Beth is more quiet and subdued, but has an overwhelming love for music and playing the piano. She is adored by her sisters which makes it particularly tragic that she spends most of the film ill. Scanlen really brought this character to life and had me in tears at one point.
The lives of the sisters become complicated when Theodore ‘Laurie’ Laurence (Timothee Chalamet) arrives on the scene, and he soon finds himself drawn to Jo. She, however, has no interest in settling down with a man, but Amy does.
Chalamet’s portrayal of Laurie is compelling, and whilst he’s very charming he’s certainly not perfect, with his flaws also brought to light through the film. I really enjoyed him in this role.
Laurie and his grandfather are very good to the family, and he soon becomes well known amongst each of the March’s, including their mother, known as Marmee (Laura Dern). Dern is brilliant as the family matriarch, full of kindness and love for her daughters.
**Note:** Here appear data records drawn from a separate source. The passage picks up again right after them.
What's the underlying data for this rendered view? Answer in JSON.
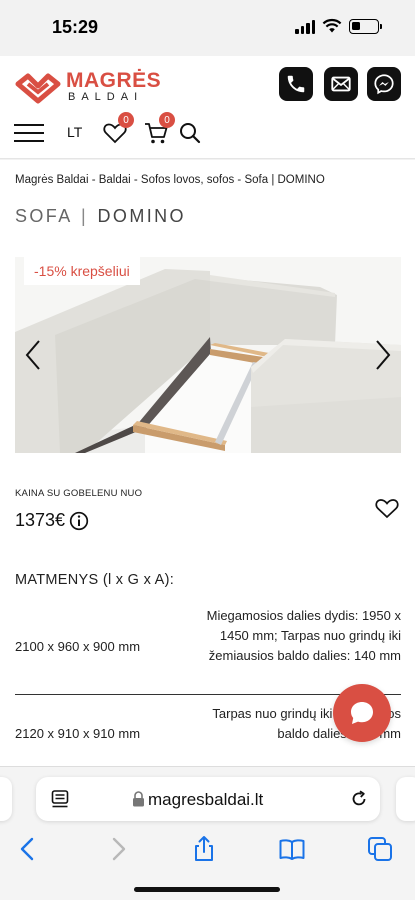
{
  "status_bar": {
    "time": "15:29"
  },
  "header": {
    "logo": {
      "word1": "MAGRĖS",
      "word2": "BALDAI"
    },
    "contact_icons": [
      "phone-icon",
      "mail-icon",
      "messenger-icon"
    ],
    "language": "LT",
    "wishlist_count": "0",
    "cart_count": "0"
  },
  "breadcrumb": "Magrės Baldai - Baldai - Sofos lovos, sofos - Sofa | DOMINO",
  "product": {
    "title_category": "SOFA",
    "title_separator": "|",
    "title_name": "DOMINO",
    "promo": "-15% krepšeliui",
    "price_label": "KAINA SU GOBELENU NUO",
    "price": "1373€"
  },
  "dimensions": {
    "title": "MATMENYS (l x G x A):",
    "rows": [
      {
        "size": "2100 x 960 x 900 mm",
        "note": "Miegamosios dalies dydis: 1950 x 1450 mm; Tarpas nuo grindų iki žemiausios baldo dalies: 140 mm"
      },
      {
        "size": "2120 x 910 x 910 mm",
        "note": "Tarpas nuo grindų iki žemiausios baldo dalies: 140 mm"
      }
    ]
  },
  "browser": {
    "url": "magresbaldai.lt"
  },
  "colors": {
    "accent": "#d94f43",
    "dark": "#111111"
  }
}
It’s not Little Women without Aunt March either, and Meryl Streep’s portrayal is just wonderful. As a wealthy women who lives in a mansion, she has high expectations for the March sisters and expects them to marry well and be ‘proper’.
Streep’s performance will also generate several laughs, due to the fact she’s incredibly cynical and witty, and is not afraid to speak her mind.
Aside from the performances, the film is complemented by a gorgeous Alexandre Desplat score, which transports you to the world of the March sisters and adds drama when needed too.
The costumes are beautiful too, which is to be expected from a period drama. It’s a real feast for the eyes to see such beautiful dresses and suits in front of a picturesque background, and it’s such a pleasure to watch. The whole film is gorgeously put together.
As someone who isn’t really a massive period drama fan, I was surprised at how much I adored this and it’s inspired me to seek out the novel and give it a read. It’s a funny, entertaining, emotional film and you find yourself fully invested in the sisters.